TOKYO (Reuters) – Panasonic Corp reported a first-quarter operating profit that fell by almost half, as the Sino-US trade tensions dampened demand for the spare parts business in China and in the battery business with Tesla, Inc., remained in the red.
FILE PHOTO: A man is reflected on a Panasonic Corp’s logos at the Panasonic Center in Tokyo, Japan, February 2, 2017. REUTERS/Kim Kyung-Hoon/File Photo
The market is a matter of dispute, making it more painful for Panasonic to implement its strategy of shifting its focus on business customers, and the automakers in consumer electronics, following its production, the delays already mentioned, the challenges for the goal.
The higher U.S. tariffs on Chinese goods are damaged, sales of Panasonic’s electronic device, while the falling car market in China prompted the auto industry to scale back production, investment and the price at the factory, and the sale of the units.
Automotive sales in China, the other fell and dampened the investment appetite” in the automotive industry, the company’s Chief Financial Officer, Hirokazu Osaka, said in an earnings briefing on Wednesday.
O also said that the Gigafactory joint venture with the US-based electric car maker is still in the process of ramping up to the planned annual production capacity of 35 gigawatt-hours and the associated costs are to be kept out of the Tesla’s battery business in the red.
Panasonic, the sole battery cell supplier for Tesla, reported an operating profit of 56.39 billion yen ($519.68 million) for the April-June, the city, and in 44% of 99.96 billion yen a year earlier.
This was under the consensus estimate of 70.93 billion yen by eight analysts compiled by Refinitiv.

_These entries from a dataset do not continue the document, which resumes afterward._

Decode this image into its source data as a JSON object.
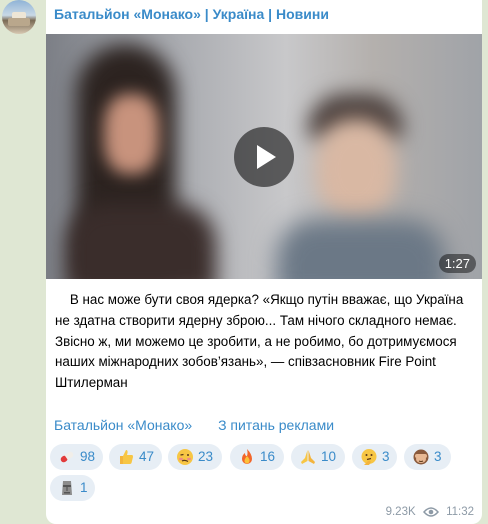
{
  "message": {
    "channel_name": "Батальйон «Монако» | Україна | Новини",
    "video": {
      "duration": "1:27"
    },
    "text": "    В нас може бути своя ядерка? «Якщо путін вважає, що Україна не здатна створити ядерну зброю... Там нічого складного немає. Звісно ж, ми можемо це зробити, а не робимо, бо дотримуємося наших міжнародних зобов’язань», — співзасновник Fire Point Штилерман",
    "links": [
      "Батальйон «Монако»",
      "З питань реклами"
    ],
    "reactions": [
      {
        "icon": "pill-icon",
        "count": "98"
      },
      {
        "icon": "thumbs-up-icon",
        "count": "47"
      },
      {
        "icon": "woozy-face-icon",
        "count": "23"
      },
      {
        "icon": "fire-icon",
        "count": "16"
      },
      {
        "icon": "folded-hands-icon",
        "count": "10"
      },
      {
        "icon": "thinking-face-icon",
        "count": "3"
      },
      {
        "icon": "see-no-evil-monkey-icon",
        "count": "3"
      },
      {
        "icon": "moai-icon",
        "count": "1"
      }
    ],
    "views": "9.23K",
    "time": "11:32"
  },
  "colors": {
    "accent": "#3a8bc9",
    "reaction_bg": "#e7eef5",
    "background": "#dfe7d3"
  }
}
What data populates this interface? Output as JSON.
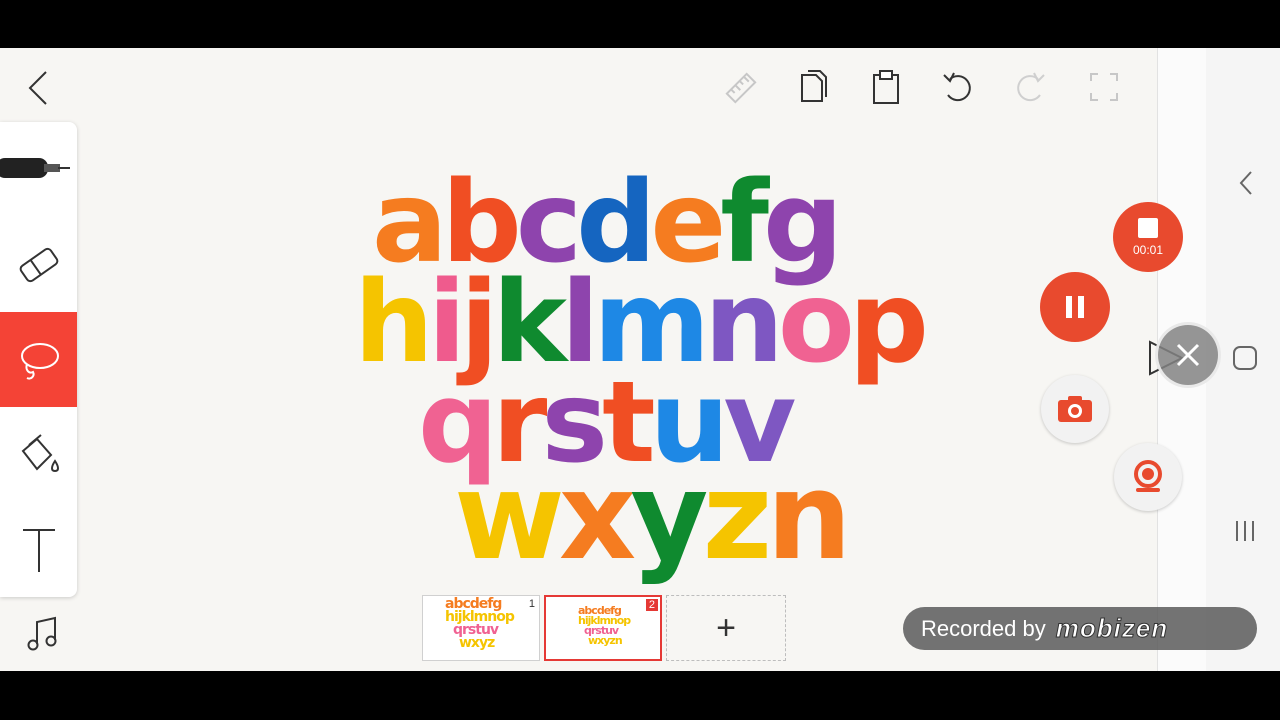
{
  "toolbar": {
    "icons": [
      "back-icon",
      "ruler-icon",
      "copy-icon",
      "paste-icon",
      "undo-icon",
      "redo-icon",
      "fullscreen-icon",
      "more-icon"
    ]
  },
  "tools": [
    "pen",
    "eraser",
    "lasso",
    "fill",
    "text",
    "music"
  ],
  "canvas": {
    "lines": [
      [
        {
          "ch": "a",
          "c": "#f57c20"
        },
        {
          "ch": "b",
          "c": "#f04e23"
        },
        {
          "ch": "c",
          "c": "#8e44ad"
        },
        {
          "ch": "d",
          "c": "#1565c0"
        },
        {
          "ch": "e",
          "c": "#f57c20"
        },
        {
          "ch": "f",
          "c": "#0f8a2f"
        },
        {
          "ch": "g",
          "c": "#8e44ad"
        }
      ],
      [
        {
          "ch": "h",
          "c": "#f5c400"
        },
        {
          "ch": "i",
          "c": "#ef5b8d"
        },
        {
          "ch": "j",
          "c": "#f04e23"
        },
        {
          "ch": "k",
          "c": "#0f8a2f"
        },
        {
          "ch": "l",
          "c": "#8e44ad"
        },
        {
          "ch": "m",
          "c": "#1e88e5"
        },
        {
          "ch": "n",
          "c": "#7e57c2"
        },
        {
          "ch": "o",
          "c": "#f06292"
        },
        {
          "ch": "p",
          "c": "#f04e23"
        }
      ],
      [
        {
          "ch": "q",
          "c": "#f06292"
        },
        {
          "ch": "r",
          "c": "#f04e23"
        },
        {
          "ch": "s",
          "c": "#8e44ad"
        },
        {
          "ch": "t",
          "c": "#f04e23"
        },
        {
          "ch": "u",
          "c": "#1e88e5"
        },
        {
          "ch": "v",
          "c": "#7e57c2"
        }
      ],
      [
        {
          "ch": "w",
          "c": "#f5c400"
        },
        {
          "ch": "x",
          "c": "#f57c20"
        },
        {
          "ch": "y",
          "c": "#0f8a2f"
        },
        {
          "ch": "z",
          "c": "#f5c400"
        },
        {
          "ch": "n",
          "c": "#f57c20"
        }
      ]
    ]
  },
  "pages": [
    {
      "number": "1",
      "lines": [
        "abcdefg",
        "hijklmnop",
        "qrstuv",
        "wxyz"
      ]
    },
    {
      "number": "2",
      "lines": [
        "abcdefg",
        "hijklmnop",
        "qrstuv",
        "wxyzn"
      ]
    }
  ],
  "add_page_label": "+",
  "recorder": {
    "timer": "00:01",
    "accent": "#e84a2e"
  },
  "watermark": {
    "text": "Recorded by",
    "brand": "mobizen"
  }
}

In the automotive industry, including automotive batteries, has reported a loss of 10 billion yen, more than a year before, a loss of 1.5 billion yen. It will generate up to 20% of the company’s total revenue.
Panasonic kept its profit forecast for the fiscal year ending in March on a 300 billion yen, against a consensus estimate of the 319.97 billion yen from 20 analysts.
O, said weak sales of its Model S sedans and Model X Suvs have slowed down of battery shipments from Japan and will hurt profits.
Tesla’s shares fell last week after the car manufacturer has pushed back its profitability timeline to be re-notified, lower margins-and announced the departure of its chief technology officer.
Panasonic has to be careful about the additional expenses on the ability of the growth of Tesla’s battery production, as it is going to have to start with a new battery joint venture with Toyota Motor Corporation.
Panasonic’s shares have halved since the end of the 2017, dragged down by concerns over a lack of growth, and the high sensitivity to the Model’s fortunes.